BLT

Front-end development and BLT

Note

Acquia will end support for BLT on December 31, 2024. For more information on how to replace your BLT implementation with updated functionality, see You don’t need BLT on Acquia Cloud.

Ideally, you will be using a theme that employs SASS or SCSS, a style guide, and other front-end tools that require some type of build process.

Similar to Composer dependencies, your front-end dependencies and compiled front-end assets should not be directly committed to the project repository. Instead, they should be built during the creation of a production-ready artifact.

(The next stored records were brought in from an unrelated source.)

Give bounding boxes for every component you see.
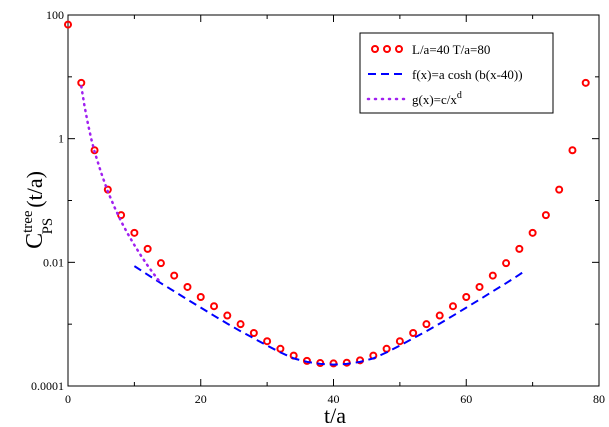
data-point	[541, 211, 550, 220]
data-point	[183, 282, 192, 291]
y-axis-title: Ctree PS (t/a)	[20, 171, 56, 249]
data-point	[395, 337, 404, 346]
legend-label: g(x)=c/xd	[412, 90, 462, 107]
data-point	[77, 78, 86, 87]
y-axis-label: Ctree PS (t/a)	[20, 171, 56, 249]
data-point	[382, 344, 391, 353]
data-point	[170, 271, 179, 280]
x-tick-label: 40	[328, 392, 340, 406]
legend-marker-circle	[383, 45, 391, 53]
legend-entry-fit-cosh: f(x)=a cosh (b(x-40))	[368, 67, 523, 82]
legend-marker-circle	[395, 45, 403, 53]
data-point	[302, 356, 311, 365]
series-data-points	[64, 20, 590, 368]
legend-label: f(x)=a cosh (b(x-40))	[412, 67, 523, 82]
x-tick-label: 20	[195, 392, 207, 406]
data-point	[276, 344, 285, 353]
y-tick-label: 1	[58, 132, 64, 146]
y-axis-label-sub: PS	[40, 218, 56, 235]
data-point	[210, 302, 219, 311]
x-tick-label: 80	[593, 392, 605, 406]
y-tick-label: 0.0001	[31, 379, 64, 393]
data-point	[409, 328, 418, 337]
data-point	[515, 244, 524, 253]
data-point	[64, 20, 72, 29]
data-point	[435, 311, 444, 320]
data-point	[143, 244, 152, 253]
legend-entry-fit-power: g(x)=c/xd	[366, 90, 462, 107]
data-point	[502, 259, 511, 268]
series-layer	[64, 20, 590, 368]
data-point	[555, 185, 564, 194]
data-point	[156, 259, 165, 268]
data-point	[475, 282, 484, 291]
data-point	[448, 302, 457, 311]
data-point	[422, 320, 431, 329]
y-axis: 0.0001 0.01 1 100	[31, 8, 599, 393]
data-point	[462, 293, 471, 302]
fit-line-power	[80, 85, 163, 285]
data-point	[130, 228, 139, 237]
data-point	[528, 228, 537, 237]
x-axis-label: t/a	[324, 403, 346, 427]
legend-label-main: g(x)=c/x	[412, 92, 457, 107]
legend-label: L/a=40 T/a=80	[412, 42, 490, 57]
legend-box	[359, 32, 554, 114]
x-axis-title: t/a	[324, 403, 346, 427]
data-point	[488, 271, 497, 280]
data-point	[581, 78, 590, 87]
data-point	[196, 293, 205, 302]
y-tick-label: 0.01	[43, 255, 64, 269]
data-point	[263, 337, 272, 346]
data-point	[329, 359, 338, 368]
y-axis-label-main: C	[22, 233, 48, 249]
x-tick-label: 60	[460, 392, 472, 406]
y-axis-label-sup: tree	[20, 210, 36, 233]
legend: L/a=40 T/a=80 f(x)=a cosh (b(x-40)) g(x)…	[359, 32, 554, 114]
y-axis-label-tail: (t/a)	[22, 171, 47, 208]
data-point	[223, 311, 232, 320]
legend-entry-data: L/a=40 T/a=80	[371, 42, 490, 57]
legend-marker-circle	[371, 45, 379, 53]
y-tick-label: 100	[46, 8, 64, 22]
x-tick-label: 0	[65, 392, 71, 406]
fit-line-cosh	[133, 265, 527, 366]
data-point	[117, 211, 126, 220]
x-axis: 0 20 40 60 80	[65, 15, 605, 406]
data-point	[236, 320, 245, 329]
data-point	[568, 146, 577, 155]
data-point	[249, 328, 258, 337]
legend-label-sup: d	[457, 90, 462, 101]
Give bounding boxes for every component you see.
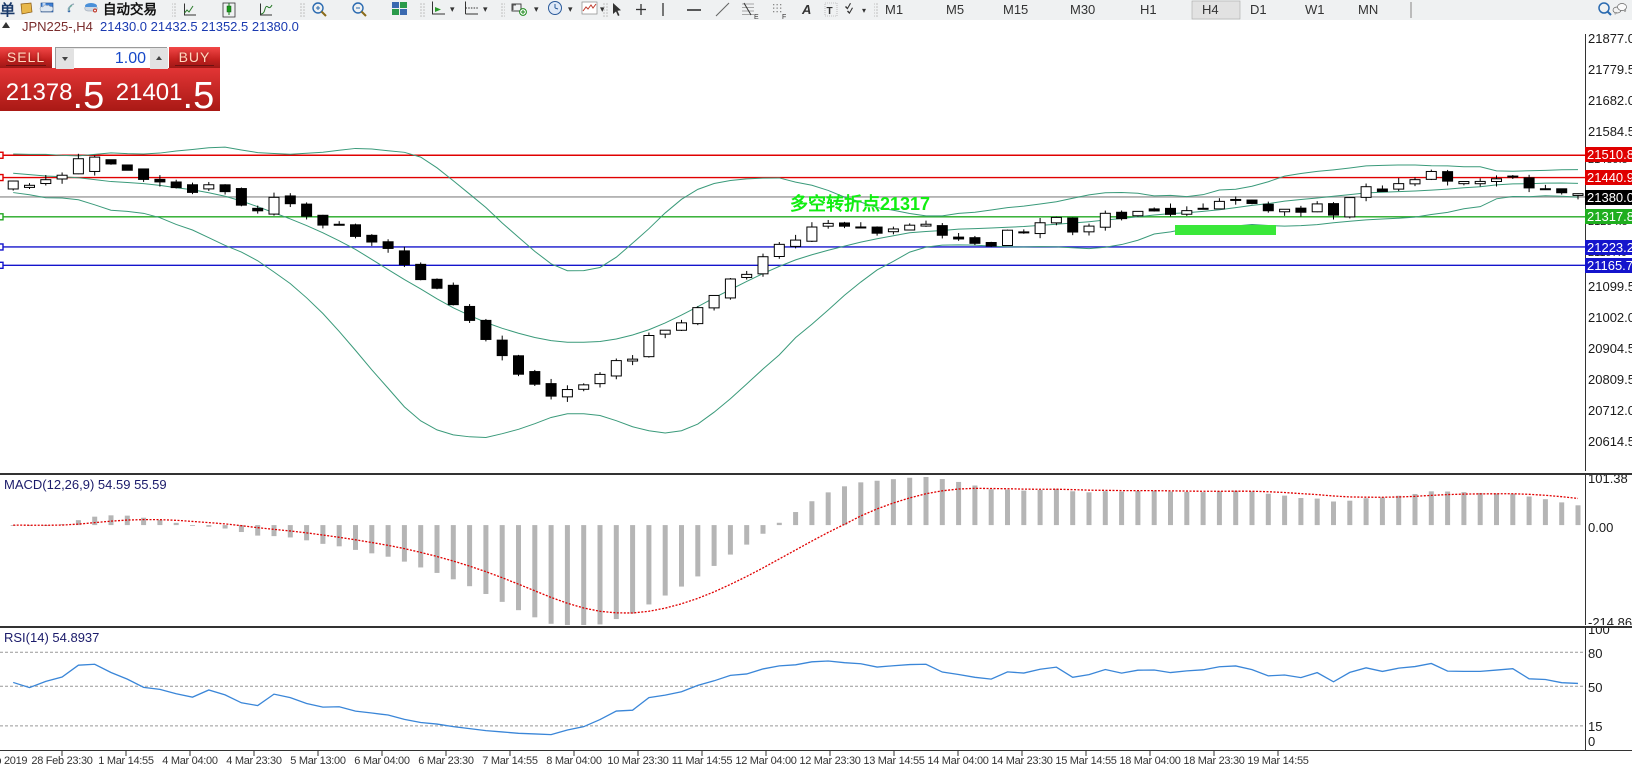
svg-text:M1: M1 (885, 2, 903, 17)
svg-text:多空转折点21317: 多空转折点21317 (790, 193, 930, 214)
svg-text:M30: M30 (1070, 2, 1095, 17)
svg-text:A: A (801, 2, 811, 17)
svg-text:▾: ▾ (483, 4, 488, 14)
svg-text:▾: ▾ (568, 4, 573, 14)
svg-text:自动交易: 自动交易 (103, 1, 157, 17)
svg-text:W1: W1 (1305, 2, 1325, 17)
svg-text:H1: H1 (1140, 2, 1157, 17)
svg-text:单: 单 (0, 1, 15, 19)
svg-text:M5: M5 (946, 2, 964, 17)
svg-text:MN: MN (1358, 2, 1378, 17)
svg-text:H4: H4 (1202, 2, 1219, 17)
svg-text:▾: ▾ (450, 4, 455, 14)
svg-text:D1: D1 (1250, 2, 1267, 17)
svg-text:▾: ▾ (862, 6, 866, 15)
svg-text:▾: ▾ (534, 4, 539, 14)
svg-text:T: T (827, 6, 833, 17)
svg-text:M15: M15 (1003, 2, 1028, 17)
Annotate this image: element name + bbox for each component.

BLT does not directly manage any of your front-end dependencies or assets, but it does create opportunities for you to hook into the build process with your own custom front-end commands.

Available target hooks

By default, BLT provides an opportunity for your front-end commands to run at the following stages of the build process:

  • Install

  • Build

  • Test

Install

During the execution of blt setup and blt artifact:deploy, BLT will execute command-hooks.frontend-reqs.command. This hook is intended to provide an opportunity to install the tools required for your front-end build process. For instance, you may use this hook to install dependencies using NPM or Bower. For example:

command-hooks:
 frontend-reqs:
   dir: ${docroot}/themes/custom/[mytheme]
   command: 'npm install'

Note

The npm install command does not generally install the same versions of packages from one run to the next, which is undesirable when testing and building for production. If you are deploying front-end assets, you may want to use npm ci instead of npm install to ensure that dependencies are installed consistently and deterministically. If BLT detects that build files (such as package-lock.json) have changed during the build process, it may fail the deployment to prevent untested code from being deployed.

Build

During the execution of blt setup and blt artifact:deploy, BLT will execute command-hooks.frontend-assets.command. This is always executed after command-hooks.frontend-reqs.command. This hook is intended to provide an opportunity to compile your front-end assets, such as compiling SCSS to CSS or generating a style guide.

command-hooks:
 frontend-assets:
   dir: ${docroot}/themes/custom/mytheme
   command: 'npm run build'

Test

During the execution of blt tests, BLT will execute command-hooks.frontend-test.command. This hook is intended to provide an opportunity execute frontend tests, like JavaScript linting and visual regression testing:

command-hooks:
 frontend-test:
   dir: ${docroot}/themes/custom/mytheme
   command: 'npm test'

Executing complex commands

If you need to execute something more complex, you can call a custom script rather than directly embedding your commands in the YAML file, similar to the following:

command-hooks:
 frontend-assets:
   dir: ${repo.root}
   command: ./scripts/custom/my-script.sh

System requirements

Strictly speaking, BLT does not have any system requirements for front-end commands, as BLT does not provide any front-end commands itself. Remember that BLT provides only an opportunity for you to execute your own custom front-end commands. It is your responsibility to determine and install your front-end system requirements, and to ensure that the correct versions of prerequisite tools (including NPM and Bower) are installed wherever you are running deploys (such as locally, in a virtual machine, or in a continuous integration environment).